To backtrack just a bit, I really was doing pretty well. I believe in my last post i mentioned that I hadn't yet told my boyfriend but wanted to. Well about about 2 days after that post we went to a memorial service for his cousin that passed away. We took the train back to the city with his aunt and uncle. For some reason I thought at one point that his aunt might be wearing a wig but it looked natural and I really didnt think that much about it. Despite being overly sensitive to everyone else's hair, or lack thereof (eyebrows, eyelashes, and head hair) nothing really stood out to me. Once we got to Penn Station we went our separate ways and Pete and I grabbed a cab back to my apartment.

I forget exactly how it came up but he asked me if I noticed that she was wearing a wig? He stated that she had a disease where she pulled her hair and he thinks a few years ago it stopped growing back. Obviously this was as good of an intro as I was ever going to get so I took it and told him that I also have that disease, have had it for 22 years, but am working really hard to beat it. His response "wow, thanks for telling me, I never noticed. I think you look great." Yup, that was it. We talked a little more about it and I told him how hard it was for me to talk about it but he said that "everyone has their 'thing'" and he was just glad I felt comfortable enough to tell him and if I ever wanted his help or to talk about it he'd be there. Yet one more reason I know he is a good guy and I made the right decision going out with him (and he bought me flowers and a cupcake (if you ever come to NYC, got to two red hens bakery and get a cupcake, amazing) when I got home from my trip, seriously, if he had brothers I would advertise them on here since I'd want each of you to get one). :)
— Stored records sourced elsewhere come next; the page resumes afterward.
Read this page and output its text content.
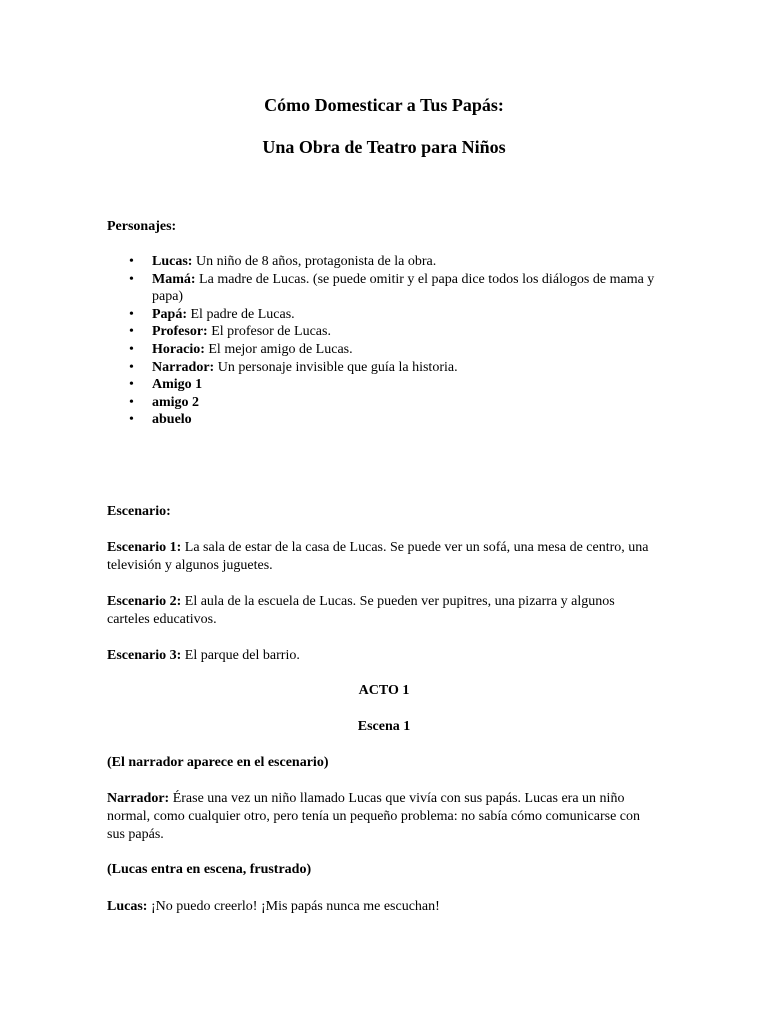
Cómo Domesticar a Tus Papás:
Una Obra de Teatro para Niños
Personajes:
• Lucas: Un niño de 8 años, protagonista de la obra.
• Mamá: La madre de Lucas. (se puede omitir y el papa dice todos los diálogos de mama y papa)
• Papá: El padre de Lucas.
• Profesor: El profesor de Lucas.
• Horacio: El mejor amigo de Lucas.
• Narrador: Un personaje invisible que guía la historia.
• Amigo 1
• amigo 2
• abuelo
Escenario:
Escenario 1: La sala de estar de la casa de Lucas. Se puede ver un sofá, una mesa de centro, una televisión y algunos juguetes.
Escenario 2: El aula de la escuela de Lucas. Se pueden ver pupitres, una pizarra y algunos carteles educativos.
Escenario 3: El parque del barrio.
ACTO 1
Escena 1
(El narrador aparece en el escenario)
Narrador: Érase una vez un niño llamado Lucas que vivía con sus papás. Lucas era un niño normal, como cualquier otro, pero tenía un pequeño problema: no sabía cómo comunicarse con sus papás.
(Lucas entra en escena, frustrado)
Lucas: ¡No puedo creerlo! ¡Mis papás nunca me escuchan!
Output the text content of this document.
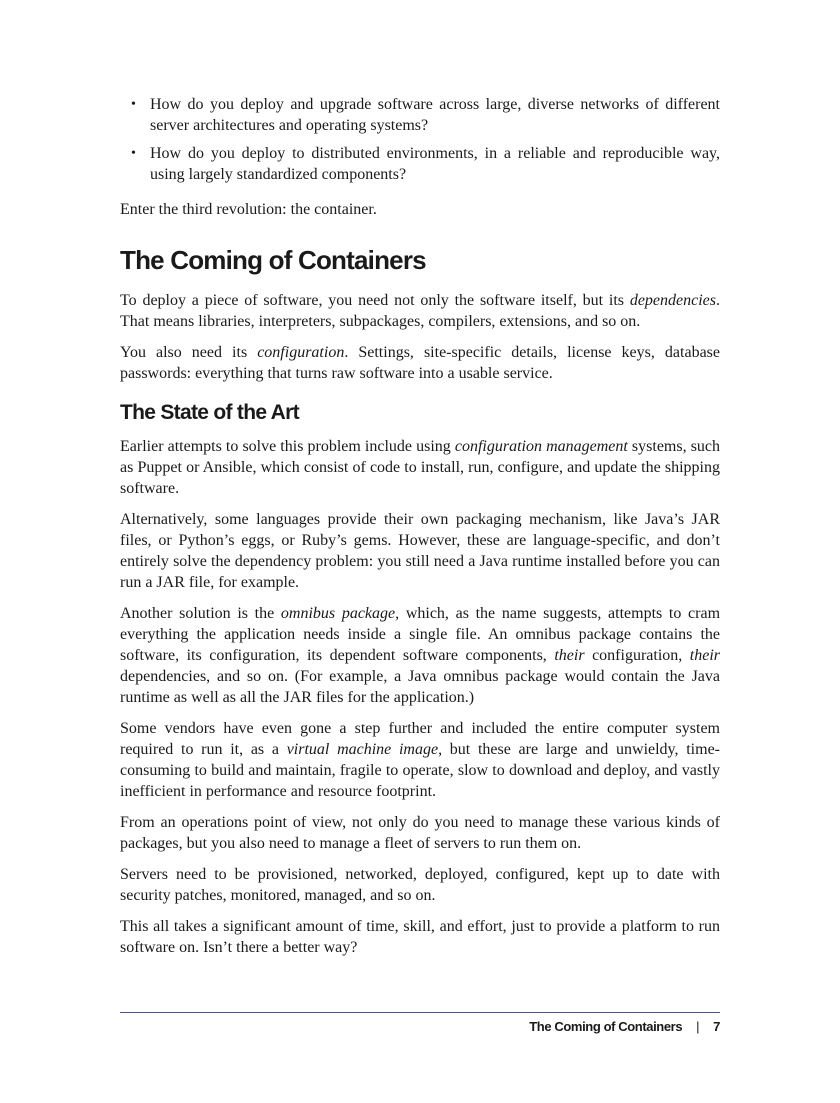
• How do you deploy and upgrade software across large, diverse networks of different server architectures and operating systems?
• How do you deploy to distributed environments, in a reliable and reproducible way, using largely standardized components?

Enter the third revolution: the container.

The Coming of Containers

To deploy a piece of software, you need not only the software itself, but its dependencies. That means libraries, interpreters, subpackages, compilers, extensions, and so on.

You also need its configuration. Settings, site-specific details, license keys, database passwords: everything that turns raw software into a usable service.

The State of the Art

Earlier attempts to solve this problem include using configuration management systems, such as Puppet or Ansible, which consist of code to install, run, configure, and update the shipping software.

Alternatively, some languages provide their own packaging mechanism, like Java’s JAR files, or Python’s eggs, or Ruby’s gems. However, these are language-specific, and don’t entirely solve the dependency problem: you still need a Java runtime installed before you can run a JAR file, for example.

Another solution is the omnibus package, which, as the name suggests, attempts to cram everything the application needs inside a single file. An omnibus package contains the software, its configuration, its dependent software components, their configuration, their dependencies, and so on. (For example, a Java omnibus package would contain the Java runtime as well as all the JAR files for the application.)

Some vendors have even gone a step further and included the entire computer system required to run it, as a virtual machine image, but these are large and unwieldy, time-consuming to build and maintain, fragile to operate, slow to download and deploy, and vastly inefficient in performance and resource footprint.

From an operations point of view, not only do you need to manage these various kinds of packages, but you also need to manage a fleet of servers to run them on.

Servers need to be provisioned, networked, deployed, configured, kept up to date with security patches, monitored, managed, and so on.

This all takes a significant amount of time, skill, and effort, just to provide a platform to run software on. Isn’t there a better way?

The Coming of Containers | 7
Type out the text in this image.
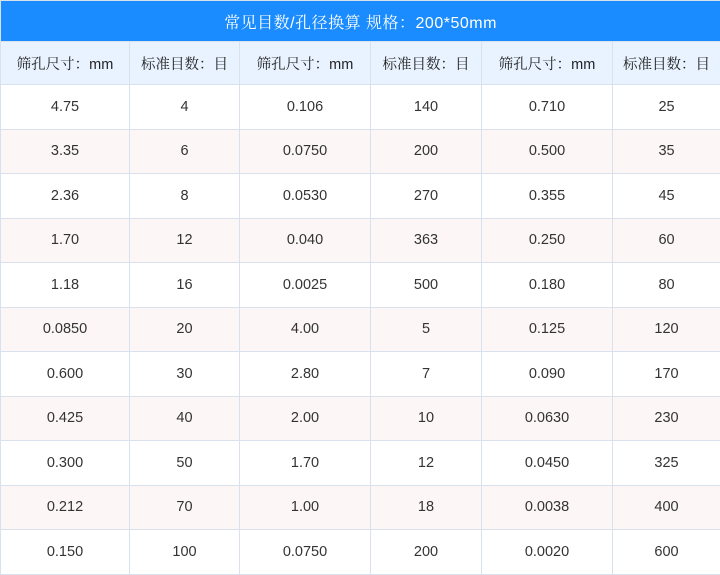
常见目数/孔径换算 规格：200*50mm					
筛孔尺寸：mm	标准目数：目	筛孔尺寸：mm	标准目数：目	筛孔尺寸：mm	标准目数：目
4.75	4	0.106	140	0.710	25
3.35	6	0.0750	200	0.500	35
2.36	8	0.0530	270	0.355	45
1.70	12	0.040	363	0.250	60
1.18	16	0.0025	500	0.180	80
0.0850	20	4.00	5	0.125	120
0.600	30	2.80	7	0.090	170
0.425	40	2.00	10	0.0630	230
0.300	50	1.70	12	0.0450	325
0.212	70	1.00	18	0.0038	400
0.150	100	0.0750	200	0.0020	600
So that was a big step for me and I thought it was going well. Then i went away with my parents and my sister for a week. It was incredibly generous for my parents to take us with them to the Dominican Republic but it wasnt the easiest trip. My sister and I have recently been having a very hard time with my dad and the residual anger he had from 9/11. It's difficult to explain but it's been very emotional and a bit exhausting. People may think that because he walked out (ok, walked might be a BIG overstatement since he spent weeks in the hospital), and despite his ongoing injuries/burns he is ok but he isnt. People may also think that we have it easier b/c he survived and that we are so lucky. Yes, we are so incredibly lucky but no one ever tells you how hard it will be to live with someone who generally looks the same but one day is a different person. You see glimpses of the "old dad" while feeling guilty about not just accepting "new dad". You feel guilty that you arent just grateful you have a dad at all. I wont go into any more detail because you are probably bored from reading this anyway but it's been something we've been struggling a lot with lately and spending a week with my parents had its ups and downs (good think I havent shared this blog with them, haha). Oh, and my father should be nicknamed "Kramer" since he has many mannerisms and habits similiar to the Seinfeld character (instead of falling into a doorway, he opted to jump on a piling and land literally in the cabana of this European couple who I think were more annoyed then surprised- this is just one of many, many episodes).

I guess that has been the general gist. I had to buy some new make up today and polish back up my skills of "filling in my eyebrows" so they dont look too dramatic or strange. Fortunately my eyelashes are generally ok. Yes, they are thinner but I could probably still go with just a little mascara or eyeliner. Since I'm so overly sensitive, I've been using both eyeliner and mascara just to make myself feel better. The right eyebrow is very thin but at least it's still more or less there. The left one, well, it's clearly a mess. I guess I begin again. The next few weeks I will be working on pulling it (bad choice of words I suppose) all together and moving forward. As a friend of mine once used to say "it's a great day to get better". Onward and upward I hope and, as always, thanks for reading my ramblings and if you have any suggestions I'd love to hear them.